There's a bleak synchronicity in today's news. North Korea is threatening to 'turn the US mainland into a theatre of nuclear war'. The move came after Donald Trump threatened Pyongyang with 'fire and fury' after it promised to make the US 'pay a price' after the latest sanctions. The world has probably not been closer to nuclear war for decades. Given the temperaments of the two men responsible for the crisis, no one can see a good outcome.
And today is the anniversary of the destruction of Nagasaki, the act that brought the Second World War to a close. It doesn't have the resonance of Hiroshima Day – everyone knows August 6 – but it is if anything an even more poignant memory for Christians. The poignancy comes from the location of ground zero: it was close to the Urakami Cathedral, which was packed with worshippers, all of whom were killed. They were the descendants of the Hidden Christians who had preserved their faith through centuries of persecution, now exterminated by the weaponry of a Christian nation.
As the priest who blessed the bomb confessed to film-maker Michael Moore: 'Nagasaki was a Catholic city, the only majority Christian city in Japan. The pilot of the plane was a Catholic. And we obliterated the lives of forty thousand fellow Catholics, seventy-three thousand in all. There were three orders of nuns in Japan, all based in Nagasaki. Every last one of them was vaporized. Not a single nun from any of the three orders was alive. And I blessed that.'
Arguments about whether it was right to use the bomb continue to rage. The only consensus is that it was a terrible, terrible thing that must never be repeated. What has driven the proliferation of nuclear weapons since then is not the desire to use them, but the fear that they will be used. What has prevented their use is a balance between fear and trust.

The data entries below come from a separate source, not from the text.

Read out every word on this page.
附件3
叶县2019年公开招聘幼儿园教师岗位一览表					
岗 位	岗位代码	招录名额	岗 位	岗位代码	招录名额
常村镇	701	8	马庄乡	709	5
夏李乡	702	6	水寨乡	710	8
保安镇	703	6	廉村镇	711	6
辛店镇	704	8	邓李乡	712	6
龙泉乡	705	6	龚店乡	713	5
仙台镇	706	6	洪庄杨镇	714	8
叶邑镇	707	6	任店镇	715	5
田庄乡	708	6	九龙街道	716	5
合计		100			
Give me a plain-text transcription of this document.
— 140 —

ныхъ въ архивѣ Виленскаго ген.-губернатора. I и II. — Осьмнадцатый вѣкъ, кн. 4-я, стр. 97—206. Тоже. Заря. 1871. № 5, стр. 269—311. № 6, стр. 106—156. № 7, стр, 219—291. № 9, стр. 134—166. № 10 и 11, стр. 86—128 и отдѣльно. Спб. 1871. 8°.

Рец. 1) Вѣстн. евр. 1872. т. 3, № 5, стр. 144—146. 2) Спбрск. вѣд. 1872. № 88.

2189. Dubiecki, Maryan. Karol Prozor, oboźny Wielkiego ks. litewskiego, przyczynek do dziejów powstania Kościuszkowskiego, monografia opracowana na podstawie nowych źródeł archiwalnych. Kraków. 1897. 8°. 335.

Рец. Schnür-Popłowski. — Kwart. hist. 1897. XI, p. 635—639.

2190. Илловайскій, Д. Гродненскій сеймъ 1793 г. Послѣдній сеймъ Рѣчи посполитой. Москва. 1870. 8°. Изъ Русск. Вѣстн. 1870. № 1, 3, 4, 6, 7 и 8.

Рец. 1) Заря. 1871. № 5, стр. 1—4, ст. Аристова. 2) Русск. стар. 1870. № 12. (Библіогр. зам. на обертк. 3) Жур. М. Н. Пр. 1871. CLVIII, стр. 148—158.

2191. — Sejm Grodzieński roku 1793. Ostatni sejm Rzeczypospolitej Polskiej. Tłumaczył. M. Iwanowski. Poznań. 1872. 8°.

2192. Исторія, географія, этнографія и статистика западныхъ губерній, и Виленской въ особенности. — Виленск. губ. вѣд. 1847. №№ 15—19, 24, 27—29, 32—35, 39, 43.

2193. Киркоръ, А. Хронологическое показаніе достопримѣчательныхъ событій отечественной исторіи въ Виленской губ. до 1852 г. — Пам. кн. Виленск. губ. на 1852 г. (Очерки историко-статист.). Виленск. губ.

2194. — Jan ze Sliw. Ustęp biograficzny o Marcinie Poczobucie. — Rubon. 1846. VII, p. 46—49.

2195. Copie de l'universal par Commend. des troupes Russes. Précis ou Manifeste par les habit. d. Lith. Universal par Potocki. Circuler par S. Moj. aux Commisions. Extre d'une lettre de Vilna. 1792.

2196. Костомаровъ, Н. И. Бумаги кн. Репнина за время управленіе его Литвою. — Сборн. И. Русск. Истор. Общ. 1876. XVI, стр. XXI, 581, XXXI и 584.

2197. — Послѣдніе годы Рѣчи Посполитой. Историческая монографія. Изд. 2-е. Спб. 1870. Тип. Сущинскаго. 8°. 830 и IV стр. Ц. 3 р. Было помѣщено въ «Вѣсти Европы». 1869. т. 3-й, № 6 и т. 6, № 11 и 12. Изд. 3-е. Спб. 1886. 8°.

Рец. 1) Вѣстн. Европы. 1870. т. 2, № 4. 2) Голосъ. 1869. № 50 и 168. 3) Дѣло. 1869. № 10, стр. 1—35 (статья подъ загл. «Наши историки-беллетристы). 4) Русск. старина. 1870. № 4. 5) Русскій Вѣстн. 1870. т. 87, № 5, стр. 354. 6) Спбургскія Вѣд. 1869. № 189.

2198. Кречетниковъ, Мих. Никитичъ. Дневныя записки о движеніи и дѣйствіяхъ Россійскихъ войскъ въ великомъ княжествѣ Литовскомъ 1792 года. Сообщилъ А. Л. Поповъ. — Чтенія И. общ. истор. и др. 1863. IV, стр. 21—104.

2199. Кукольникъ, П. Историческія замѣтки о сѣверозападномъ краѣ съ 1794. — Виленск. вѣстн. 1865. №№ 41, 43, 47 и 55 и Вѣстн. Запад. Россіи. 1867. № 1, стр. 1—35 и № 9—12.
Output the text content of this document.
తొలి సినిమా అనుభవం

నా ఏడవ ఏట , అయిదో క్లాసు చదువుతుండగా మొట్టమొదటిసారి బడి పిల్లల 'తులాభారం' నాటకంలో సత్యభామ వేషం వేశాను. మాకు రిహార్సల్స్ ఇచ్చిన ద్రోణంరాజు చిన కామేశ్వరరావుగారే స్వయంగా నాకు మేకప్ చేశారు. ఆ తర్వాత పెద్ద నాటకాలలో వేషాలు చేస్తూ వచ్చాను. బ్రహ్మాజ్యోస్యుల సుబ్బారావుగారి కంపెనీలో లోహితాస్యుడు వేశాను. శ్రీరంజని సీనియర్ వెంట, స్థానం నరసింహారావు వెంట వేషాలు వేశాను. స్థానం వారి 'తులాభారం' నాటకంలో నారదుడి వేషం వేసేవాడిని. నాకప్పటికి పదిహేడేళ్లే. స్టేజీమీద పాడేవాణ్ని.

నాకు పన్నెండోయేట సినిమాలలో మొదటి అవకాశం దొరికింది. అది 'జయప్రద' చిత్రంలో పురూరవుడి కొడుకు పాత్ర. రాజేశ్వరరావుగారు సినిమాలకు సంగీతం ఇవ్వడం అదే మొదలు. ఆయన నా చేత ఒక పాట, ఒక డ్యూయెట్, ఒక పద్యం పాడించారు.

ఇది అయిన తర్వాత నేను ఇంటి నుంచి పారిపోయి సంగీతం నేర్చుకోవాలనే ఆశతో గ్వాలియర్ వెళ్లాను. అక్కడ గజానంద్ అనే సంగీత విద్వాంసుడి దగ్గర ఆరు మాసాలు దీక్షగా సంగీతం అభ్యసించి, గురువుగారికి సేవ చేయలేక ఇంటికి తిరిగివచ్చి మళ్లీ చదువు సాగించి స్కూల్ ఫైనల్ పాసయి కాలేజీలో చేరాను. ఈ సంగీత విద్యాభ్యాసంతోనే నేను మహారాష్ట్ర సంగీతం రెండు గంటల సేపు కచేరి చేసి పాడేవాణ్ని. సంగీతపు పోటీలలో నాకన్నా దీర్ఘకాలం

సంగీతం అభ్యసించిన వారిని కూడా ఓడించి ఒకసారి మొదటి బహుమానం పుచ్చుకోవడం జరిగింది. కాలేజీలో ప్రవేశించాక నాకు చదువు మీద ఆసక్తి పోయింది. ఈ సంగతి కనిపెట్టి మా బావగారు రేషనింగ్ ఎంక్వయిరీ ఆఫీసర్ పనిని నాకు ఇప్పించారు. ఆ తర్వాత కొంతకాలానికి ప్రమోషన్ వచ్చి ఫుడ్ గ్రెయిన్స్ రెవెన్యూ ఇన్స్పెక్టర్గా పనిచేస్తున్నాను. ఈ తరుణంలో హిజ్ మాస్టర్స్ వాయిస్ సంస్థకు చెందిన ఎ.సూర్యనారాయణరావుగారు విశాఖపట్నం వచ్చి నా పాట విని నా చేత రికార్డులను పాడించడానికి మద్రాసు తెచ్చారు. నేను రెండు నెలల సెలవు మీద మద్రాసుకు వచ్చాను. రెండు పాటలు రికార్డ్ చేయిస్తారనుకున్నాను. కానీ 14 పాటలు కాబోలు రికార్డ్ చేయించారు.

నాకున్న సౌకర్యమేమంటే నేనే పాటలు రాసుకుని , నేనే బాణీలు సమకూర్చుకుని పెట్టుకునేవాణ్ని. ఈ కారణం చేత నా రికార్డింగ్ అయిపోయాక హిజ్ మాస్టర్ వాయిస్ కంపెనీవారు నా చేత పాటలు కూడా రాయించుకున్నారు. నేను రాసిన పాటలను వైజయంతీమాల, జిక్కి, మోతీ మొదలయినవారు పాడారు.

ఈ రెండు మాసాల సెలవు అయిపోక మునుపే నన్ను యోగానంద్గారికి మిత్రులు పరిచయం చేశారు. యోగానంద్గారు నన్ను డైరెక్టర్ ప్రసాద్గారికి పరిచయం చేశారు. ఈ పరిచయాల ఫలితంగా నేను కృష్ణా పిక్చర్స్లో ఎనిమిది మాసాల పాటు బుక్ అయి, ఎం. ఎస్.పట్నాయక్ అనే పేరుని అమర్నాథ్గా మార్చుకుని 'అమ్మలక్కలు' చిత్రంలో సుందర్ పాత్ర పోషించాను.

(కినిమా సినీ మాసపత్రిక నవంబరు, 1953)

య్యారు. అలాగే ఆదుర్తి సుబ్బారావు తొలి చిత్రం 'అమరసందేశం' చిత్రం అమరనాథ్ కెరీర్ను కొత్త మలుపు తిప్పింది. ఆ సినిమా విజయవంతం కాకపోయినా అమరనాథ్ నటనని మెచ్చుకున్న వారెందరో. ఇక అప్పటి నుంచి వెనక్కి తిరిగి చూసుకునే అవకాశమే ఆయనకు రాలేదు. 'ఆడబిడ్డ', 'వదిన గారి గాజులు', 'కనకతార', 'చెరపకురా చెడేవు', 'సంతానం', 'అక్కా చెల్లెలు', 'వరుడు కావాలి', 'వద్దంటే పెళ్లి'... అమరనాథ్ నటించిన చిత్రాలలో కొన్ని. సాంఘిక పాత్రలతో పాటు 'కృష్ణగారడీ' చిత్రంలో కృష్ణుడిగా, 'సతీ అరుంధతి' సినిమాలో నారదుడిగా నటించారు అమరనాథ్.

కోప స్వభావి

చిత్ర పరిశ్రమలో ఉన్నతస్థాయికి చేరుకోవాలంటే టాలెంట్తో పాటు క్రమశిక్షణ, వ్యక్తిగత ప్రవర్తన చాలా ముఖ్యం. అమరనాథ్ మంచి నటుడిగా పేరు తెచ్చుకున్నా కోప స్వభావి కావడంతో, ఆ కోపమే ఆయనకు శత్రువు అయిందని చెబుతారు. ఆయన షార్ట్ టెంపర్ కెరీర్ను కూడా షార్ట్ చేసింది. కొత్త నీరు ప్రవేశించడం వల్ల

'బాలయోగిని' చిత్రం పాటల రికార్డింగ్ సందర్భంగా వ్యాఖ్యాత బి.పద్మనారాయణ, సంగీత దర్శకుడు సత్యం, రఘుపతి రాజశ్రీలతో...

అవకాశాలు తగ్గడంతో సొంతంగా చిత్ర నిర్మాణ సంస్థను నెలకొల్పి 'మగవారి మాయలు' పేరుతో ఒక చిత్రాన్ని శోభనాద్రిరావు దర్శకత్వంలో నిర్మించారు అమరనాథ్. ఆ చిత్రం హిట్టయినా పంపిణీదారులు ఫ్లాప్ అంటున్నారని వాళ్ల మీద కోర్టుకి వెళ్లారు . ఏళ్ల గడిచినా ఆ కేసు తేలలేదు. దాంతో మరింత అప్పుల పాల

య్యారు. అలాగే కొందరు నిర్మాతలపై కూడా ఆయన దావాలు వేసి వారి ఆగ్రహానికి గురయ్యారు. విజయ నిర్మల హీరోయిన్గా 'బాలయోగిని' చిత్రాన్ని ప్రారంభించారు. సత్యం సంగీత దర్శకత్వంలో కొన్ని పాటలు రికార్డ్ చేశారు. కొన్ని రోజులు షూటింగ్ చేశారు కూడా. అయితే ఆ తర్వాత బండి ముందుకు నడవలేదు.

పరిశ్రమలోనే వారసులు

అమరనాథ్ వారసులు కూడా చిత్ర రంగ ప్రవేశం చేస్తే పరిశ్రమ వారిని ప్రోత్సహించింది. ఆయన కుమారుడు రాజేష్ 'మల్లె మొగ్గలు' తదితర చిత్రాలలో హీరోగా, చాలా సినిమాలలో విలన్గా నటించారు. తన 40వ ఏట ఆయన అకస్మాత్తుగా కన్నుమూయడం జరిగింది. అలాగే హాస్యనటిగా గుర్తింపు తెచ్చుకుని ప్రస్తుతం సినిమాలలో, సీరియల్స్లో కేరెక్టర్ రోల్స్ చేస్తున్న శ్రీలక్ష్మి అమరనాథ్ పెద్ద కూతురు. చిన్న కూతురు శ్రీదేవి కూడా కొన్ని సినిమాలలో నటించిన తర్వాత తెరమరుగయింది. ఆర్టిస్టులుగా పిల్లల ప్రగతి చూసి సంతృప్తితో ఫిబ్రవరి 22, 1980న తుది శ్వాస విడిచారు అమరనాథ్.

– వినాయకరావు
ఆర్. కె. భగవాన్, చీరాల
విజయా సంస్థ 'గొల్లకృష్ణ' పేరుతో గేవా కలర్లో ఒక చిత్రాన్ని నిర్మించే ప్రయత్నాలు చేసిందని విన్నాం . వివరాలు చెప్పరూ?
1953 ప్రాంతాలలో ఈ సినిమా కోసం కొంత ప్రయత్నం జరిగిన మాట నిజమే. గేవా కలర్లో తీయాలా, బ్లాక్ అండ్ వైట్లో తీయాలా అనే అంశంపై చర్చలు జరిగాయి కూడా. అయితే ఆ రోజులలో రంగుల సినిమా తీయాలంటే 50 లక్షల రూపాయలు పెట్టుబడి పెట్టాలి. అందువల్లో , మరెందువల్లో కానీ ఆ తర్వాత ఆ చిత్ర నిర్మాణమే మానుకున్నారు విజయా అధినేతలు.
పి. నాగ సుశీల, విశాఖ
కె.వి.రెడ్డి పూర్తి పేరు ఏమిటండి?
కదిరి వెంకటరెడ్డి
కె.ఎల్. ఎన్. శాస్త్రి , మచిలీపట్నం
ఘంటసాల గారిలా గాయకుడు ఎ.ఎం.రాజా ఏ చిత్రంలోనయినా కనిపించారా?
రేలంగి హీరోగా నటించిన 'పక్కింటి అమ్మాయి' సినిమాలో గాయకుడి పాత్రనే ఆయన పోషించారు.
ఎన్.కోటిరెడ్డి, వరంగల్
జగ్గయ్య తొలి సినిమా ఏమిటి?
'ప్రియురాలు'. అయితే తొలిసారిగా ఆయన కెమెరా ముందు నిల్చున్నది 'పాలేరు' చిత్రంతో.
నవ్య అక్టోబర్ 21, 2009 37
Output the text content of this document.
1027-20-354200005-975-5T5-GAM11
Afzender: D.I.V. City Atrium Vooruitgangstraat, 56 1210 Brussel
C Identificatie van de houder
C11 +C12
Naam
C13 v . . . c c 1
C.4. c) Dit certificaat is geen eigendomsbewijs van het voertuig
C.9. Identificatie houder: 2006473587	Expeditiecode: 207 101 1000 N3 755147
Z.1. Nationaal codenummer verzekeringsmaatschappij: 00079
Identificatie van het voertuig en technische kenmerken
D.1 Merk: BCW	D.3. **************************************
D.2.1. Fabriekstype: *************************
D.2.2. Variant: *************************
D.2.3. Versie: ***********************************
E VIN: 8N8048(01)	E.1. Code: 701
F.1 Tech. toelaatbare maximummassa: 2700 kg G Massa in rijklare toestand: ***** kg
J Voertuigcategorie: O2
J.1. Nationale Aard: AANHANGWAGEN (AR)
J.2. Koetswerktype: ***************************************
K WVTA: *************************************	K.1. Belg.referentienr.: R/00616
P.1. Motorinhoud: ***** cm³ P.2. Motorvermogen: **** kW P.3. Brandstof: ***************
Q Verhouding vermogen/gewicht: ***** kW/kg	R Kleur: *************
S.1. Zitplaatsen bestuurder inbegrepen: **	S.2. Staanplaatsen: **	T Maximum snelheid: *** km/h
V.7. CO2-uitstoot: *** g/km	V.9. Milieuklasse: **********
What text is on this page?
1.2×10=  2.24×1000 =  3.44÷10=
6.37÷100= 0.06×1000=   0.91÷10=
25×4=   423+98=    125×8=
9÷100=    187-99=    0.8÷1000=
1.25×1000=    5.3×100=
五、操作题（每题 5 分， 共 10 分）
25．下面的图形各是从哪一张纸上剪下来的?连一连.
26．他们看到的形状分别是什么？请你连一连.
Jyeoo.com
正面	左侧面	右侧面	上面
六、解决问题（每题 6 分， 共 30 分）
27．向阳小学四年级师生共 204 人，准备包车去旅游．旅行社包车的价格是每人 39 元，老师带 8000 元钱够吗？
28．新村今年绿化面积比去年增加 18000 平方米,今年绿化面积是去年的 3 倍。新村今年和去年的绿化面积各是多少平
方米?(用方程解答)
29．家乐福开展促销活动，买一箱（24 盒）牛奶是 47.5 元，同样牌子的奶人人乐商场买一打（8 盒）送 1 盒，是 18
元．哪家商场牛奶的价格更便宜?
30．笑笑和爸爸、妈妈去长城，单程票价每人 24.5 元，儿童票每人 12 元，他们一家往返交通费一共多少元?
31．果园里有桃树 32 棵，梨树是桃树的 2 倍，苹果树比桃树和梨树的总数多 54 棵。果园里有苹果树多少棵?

Now that balance is in doubt, on both sides. Neither Kim Jong Un or Donald Trump can be trusted to say exactly what they mean, and each feels genuinely – and rightly – threatened by the other.
The consequence could be the deaths of millions.
If ever there was a day for stepping back and looking at the lessons of the past, it's today. And it shouldn't need saying, but for a Christian pastor to encourage President Trump to use 'whatever means necessary – including war' against North Korea on the basis of a biblical text, as Robert Jeffress has done, is nothing less than abhorrent.
On today of all days, Christians should not be encouraging nuclear war. We should be resisting the rhetoric that provides simplistic solutions to complex situations. We should be reminding pulpit and armchair warriors that the 'enemy' are children of God, infinitely precious to him, not counters in an ideological board game.
Trump, and Kim, don't need encouragment to act rashly. They need restraint. If diplomacy fails now, the world will be blighted for generations. Now, if ever, Christians should be peacemakers.